All regime change is political change, but not all political change is regime change. Regime change means the fundamental rules and institutions of governing are replaced, like Iran going from monarchy to theocracy in 1979. Political change is broader and includes shifts that leave the regime intact, like a new policy, a constitutional amendment, or a different party winning power. Mexico's 2000 election ended 71 years of PRI rule, which was huge political change, and because it completed a shift from authoritarian dominance to competitive democracy, it counts as regime change too. A routine UK transfer of power between Labour and the Conservatives is political change with zero regime change.
Political change is any alteration of a state's institutions, policies, leadership, or regime, and the exam cares about how it happens, not just that it happens.
The three main mechanisms are reform (gradual, within the regime), revolution (rapid, replaces the regime), and coup d'état (sudden illegal seizure of power by a small group).
Change can come from below, through social movements and civil society pressure, or from above, when elites rewrite rules to consolidate power.
Each course country illustrates a different path: UK reform, Mexican electoral democratization, Iranian revolution, Nigerian coups, Soviet collapse in Russia, and Chinese economic reform without political liberalization.
Political change is not always democratization; Russia under Putin shows change can move a state in a more authoritarian direction.
The 2024 SAQ asked you to explain how social movements affect political change, so practice building the causal chain from pressure to policy or regime outcome.
Political change is the process of altering a state's structures, institutions, policies, or regime. It ranges from gradual reform, like UK devolution, to total regime replacement, like Iran's 1979 revolution.
No. Political change is direction-neutral. Russia's recentralization of power under Putin and military coups in Nigeria's past are both political changes that moved away from democracy, not toward it.
Revolution is one type of political change, the fastest and deepest kind, where the entire regime is replaced.

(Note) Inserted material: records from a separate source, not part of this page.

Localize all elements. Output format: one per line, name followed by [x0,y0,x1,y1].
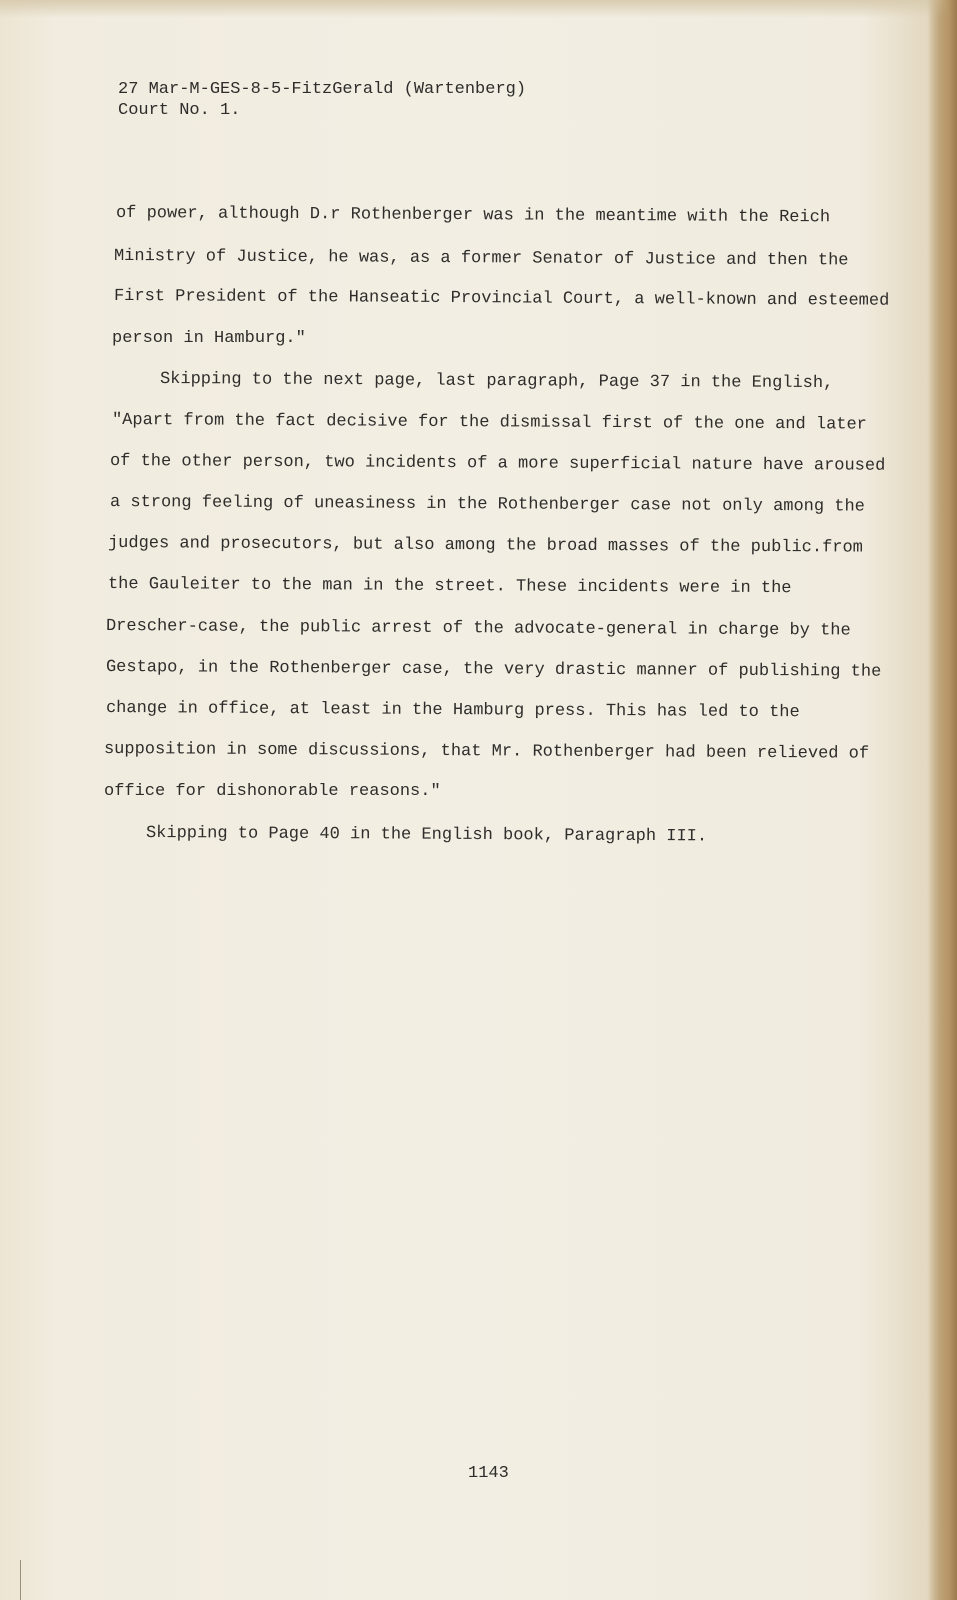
body-line: of the other person, two incidents of a more superficial nature have aroused [109,452,886,476]
page-right-edge [927,0,957,1600]
body-line: Gestapo, in the Rothenberger case, the very drastic manner of publishing the [105,658,882,682]
body-line: change in office, at least in the Hamburg press. This has led to the [105,699,800,723]
body-line: Skipping to the next page, last paragraph, Page 37 in the English, [159,370,834,394]
body-line: supposition in some discussions, that Mr. Rothenberger had been relieved of [103,740,870,764]
page-edge-mark [20,1560,21,1600]
body-line: Ministry of Justice, he was, as a former Senator of Justice and then the [113,247,849,271]
page-number: 1143 [468,1464,509,1483]
body-line: of power, although D.r Rothenberger was in the meantime with the Reich [115,204,831,228]
body-line: a strong feeling of uneasiness in the Rothenberger case not only among the [109,493,865,517]
body-line: "Apart from the fact decisive for the dismissal first of the one and later [111,411,867,435]
body-line: judges and prosecutors, but also among the broad masses of the public.from [107,534,863,558]
body-line: person in Hamburg." [112,329,306,348]
page-top-shadow [0,0,957,18]
header-court-line: Court No. 1. [118,101,241,120]
body-line: First President of the Hanseatic Provincial Court, a well-known and esteemed [113,287,890,311]
body-line: office for dishonorable reasons." [104,782,441,801]
body-line: Skipping to Page 40 in the English book, Paragraph III. [145,824,708,847]
body-line: the Gauleiter to the man in the street. These incidents were in the [107,575,792,599]
header-session-line: 27 Mar-M-GES-8-5-FitzGerald (Wartenberg) [118,80,527,99]
body-line: Drescher-case, the public arrest of the advocate-general in charge by the [105,617,851,641]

Political change also covers reforms, coups, and ordinary policy shifts that leave the regime intact.
Social movements pressure governments from outside formal institutions using protest, advocacy, and public opinion, raising the cost of ignoring an issue until leaders change policy or expand rights. The 2024 SAQ asked you to explain exactly this connection.
No. A coup is a sudden, illegal power grab by a small elite group, usually the military, while a revolution involves mass participation and replaces the regime's fundamental structure. Nigeria's pre-1999 coups swapped leaders repeatedly without the broad social transformation of Iran's 1979 revolution.